Exhibition

  • The Small Old House by the Sea
    Khym Allami, Panos Aprahamian, Khaled Malas, Lara Tabet, and Jana Traboulsi
    Artists
    Ala Tannir
    Curator
    Beirut Heritage Initiative, Beirut
    Spring 2025
  • GRANTEE
    Ala Tannir
    GRANT YEAR
    2022

“The Small Old House by the Sea,” Beirut, 2021. Photo: Ala Tannir

This project reintroduces a dilapidated coastal building from the 1930s back into the collective memory and lives of Beiruti citizens. The massive port explosion of August 4, 2020 tore through Beirut’s urban fabric. Yet the eradication of Beirut’s Ottoman, French mandate, and modern built heritage has been primarily the consequence of an intentional lack of planning on the metropolitan and national levels. Regulations give little to no incentive to preserve buildings, encouraging owners to demolish or sell their properties to developers for higher revenue. Consequently, protecting the city’s heritage faces serious challenges. Through setting up a pilot exhibition of in-situ interventions in a vacant floor of “The Small Old House by the Sea,” the project—in collaboration with the Beirut Heritage Initiative and local craftspeople, designers, and architectural collectives—aims to produce a record of and then restore the damages endured by the space, in order to establish and house a new cultural platform. Future public programming—of exhibitions, screenings, talks, etc.—is designed to engage local communities in conversations around urban inclusion and the right to the city. It is also meant to facilitate multidisciplinary research about the Mediterranean landscape, focusing on its Eastern and Southern geographies. Ultimately, the project seeks to creatively preserve the architecture of the building, the spatial and social ecosystem it enables, and the histories of the city—recent and distant—that it represents.

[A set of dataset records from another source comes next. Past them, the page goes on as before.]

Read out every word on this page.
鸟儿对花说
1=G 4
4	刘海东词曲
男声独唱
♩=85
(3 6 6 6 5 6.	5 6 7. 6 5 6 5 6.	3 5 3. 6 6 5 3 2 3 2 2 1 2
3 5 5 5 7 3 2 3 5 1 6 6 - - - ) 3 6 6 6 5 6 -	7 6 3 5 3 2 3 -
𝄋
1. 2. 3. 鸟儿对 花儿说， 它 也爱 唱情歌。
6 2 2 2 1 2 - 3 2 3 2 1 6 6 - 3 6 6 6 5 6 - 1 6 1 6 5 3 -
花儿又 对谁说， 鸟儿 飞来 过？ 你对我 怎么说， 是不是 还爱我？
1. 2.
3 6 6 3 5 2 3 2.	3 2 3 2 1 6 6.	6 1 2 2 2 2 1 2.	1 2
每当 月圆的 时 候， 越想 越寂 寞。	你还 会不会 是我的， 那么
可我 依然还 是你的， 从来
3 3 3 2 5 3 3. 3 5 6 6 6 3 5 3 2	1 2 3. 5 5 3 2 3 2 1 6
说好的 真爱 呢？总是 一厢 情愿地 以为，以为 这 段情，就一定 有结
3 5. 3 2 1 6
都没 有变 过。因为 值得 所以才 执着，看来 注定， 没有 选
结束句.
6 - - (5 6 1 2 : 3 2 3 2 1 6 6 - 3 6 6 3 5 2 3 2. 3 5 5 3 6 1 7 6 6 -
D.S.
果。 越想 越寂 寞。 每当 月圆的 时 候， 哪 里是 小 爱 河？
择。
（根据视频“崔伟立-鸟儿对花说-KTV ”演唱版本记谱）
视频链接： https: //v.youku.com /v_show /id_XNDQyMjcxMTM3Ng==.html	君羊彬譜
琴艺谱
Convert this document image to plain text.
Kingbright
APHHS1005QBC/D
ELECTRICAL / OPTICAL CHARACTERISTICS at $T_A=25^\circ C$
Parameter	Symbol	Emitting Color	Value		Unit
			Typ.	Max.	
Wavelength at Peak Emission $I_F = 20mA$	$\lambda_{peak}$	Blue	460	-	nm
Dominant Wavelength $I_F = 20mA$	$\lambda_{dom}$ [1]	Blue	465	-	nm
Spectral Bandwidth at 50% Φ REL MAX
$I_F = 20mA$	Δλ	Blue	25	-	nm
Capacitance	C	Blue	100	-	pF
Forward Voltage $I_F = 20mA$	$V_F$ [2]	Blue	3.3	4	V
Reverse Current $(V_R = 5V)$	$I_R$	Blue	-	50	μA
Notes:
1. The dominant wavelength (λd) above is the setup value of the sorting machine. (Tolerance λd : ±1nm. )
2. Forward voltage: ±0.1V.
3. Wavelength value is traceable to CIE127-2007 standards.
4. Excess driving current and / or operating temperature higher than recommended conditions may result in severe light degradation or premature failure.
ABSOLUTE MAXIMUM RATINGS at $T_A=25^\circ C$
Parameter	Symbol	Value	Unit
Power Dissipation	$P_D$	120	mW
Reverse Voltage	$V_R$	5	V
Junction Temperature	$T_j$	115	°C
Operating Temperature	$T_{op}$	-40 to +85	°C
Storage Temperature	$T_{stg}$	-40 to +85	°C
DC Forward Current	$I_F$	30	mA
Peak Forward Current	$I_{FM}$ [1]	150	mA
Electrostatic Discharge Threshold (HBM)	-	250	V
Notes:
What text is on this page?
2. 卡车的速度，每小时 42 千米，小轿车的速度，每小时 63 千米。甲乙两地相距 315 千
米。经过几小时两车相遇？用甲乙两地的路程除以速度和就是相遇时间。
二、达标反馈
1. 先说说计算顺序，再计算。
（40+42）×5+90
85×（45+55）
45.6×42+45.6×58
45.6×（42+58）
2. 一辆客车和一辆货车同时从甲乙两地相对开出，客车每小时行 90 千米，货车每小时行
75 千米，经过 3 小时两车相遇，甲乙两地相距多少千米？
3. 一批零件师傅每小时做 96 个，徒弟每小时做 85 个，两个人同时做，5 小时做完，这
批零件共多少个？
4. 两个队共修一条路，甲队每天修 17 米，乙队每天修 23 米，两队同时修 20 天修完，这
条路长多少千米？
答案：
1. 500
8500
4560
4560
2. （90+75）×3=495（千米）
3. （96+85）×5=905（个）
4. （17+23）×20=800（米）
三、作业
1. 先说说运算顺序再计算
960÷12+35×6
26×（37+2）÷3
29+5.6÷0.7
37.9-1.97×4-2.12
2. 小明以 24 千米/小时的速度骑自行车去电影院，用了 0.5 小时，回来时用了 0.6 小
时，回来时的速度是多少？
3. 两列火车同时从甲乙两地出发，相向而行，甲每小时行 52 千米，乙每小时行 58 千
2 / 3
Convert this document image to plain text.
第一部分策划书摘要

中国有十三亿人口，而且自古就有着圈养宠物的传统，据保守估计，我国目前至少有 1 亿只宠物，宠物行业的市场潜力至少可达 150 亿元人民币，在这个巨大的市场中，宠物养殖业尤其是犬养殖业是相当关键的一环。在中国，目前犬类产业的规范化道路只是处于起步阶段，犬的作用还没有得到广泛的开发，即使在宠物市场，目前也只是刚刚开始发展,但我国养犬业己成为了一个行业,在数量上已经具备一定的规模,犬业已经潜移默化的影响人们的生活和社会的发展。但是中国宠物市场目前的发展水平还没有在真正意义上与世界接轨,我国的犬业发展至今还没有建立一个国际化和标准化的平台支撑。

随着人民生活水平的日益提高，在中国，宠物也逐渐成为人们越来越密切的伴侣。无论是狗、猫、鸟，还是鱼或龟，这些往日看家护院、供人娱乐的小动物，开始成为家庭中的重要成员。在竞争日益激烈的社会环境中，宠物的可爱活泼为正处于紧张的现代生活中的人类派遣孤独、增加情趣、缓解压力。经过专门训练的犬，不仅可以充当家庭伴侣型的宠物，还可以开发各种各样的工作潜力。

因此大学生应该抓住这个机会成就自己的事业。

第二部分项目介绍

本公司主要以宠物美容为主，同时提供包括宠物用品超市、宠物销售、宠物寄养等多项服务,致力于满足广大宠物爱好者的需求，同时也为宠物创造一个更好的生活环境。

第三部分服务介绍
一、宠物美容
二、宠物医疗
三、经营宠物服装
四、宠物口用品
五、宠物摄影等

Ala Tannir is an independent architect and curator from Beirut, and is currently the inaugural Curatorial Fellow at the Carnegie Museum of Art’s Heinz Architectural Center. She was part of the curatorial team and managing editor of publications for the 17th Venice Architecture Biennale (2021), How will we live together? where she coedited two publications titled Expansions and Co-Habitats (La Biennale di Venezia, 2021). In 2019, she coorganized the XXII Triennale di Milano, Broken Nature and coauthored its accompanying catalogue. She was previously involved in the organizing of several exhibitions, installations, and publications including Design and Violence and This is for Everyone: Design Experiments for the Common Good at the Museum of Modern Art in New York. Her research and writings have been published in English, Arabic, Italian, and French, and have been featured in Migrant Journal and Bidayat Magazine, among others. She holds a bachelor’s of architecture from the American University of Beirut, and a master’s in industrial design from the Rhode Island School of Design.

Due to the urgency posed by the Beirut Port blast of August 4, 2020, the Beirut Heritage Initiative (BHI) was launched as an independent and inclusive collective, in favor of restoring the built and cultural heritage of Beirut. BHI was born out of necessity, to bridge a vital gap of funding and coordination that exists between the owners and residents of heritage structures stricken by the August 4, 2020 explosion, and the public departments essential to facilitate legal permits for reconstruction works. BHI is organized around a team of experts and professionals with complementary skills, such as the Order of Engineers and Architects of Beirut (OEA), the Beirut Built Heritage Rescue 2020 (BBHR20), and NGOs specialized in cultural heritage.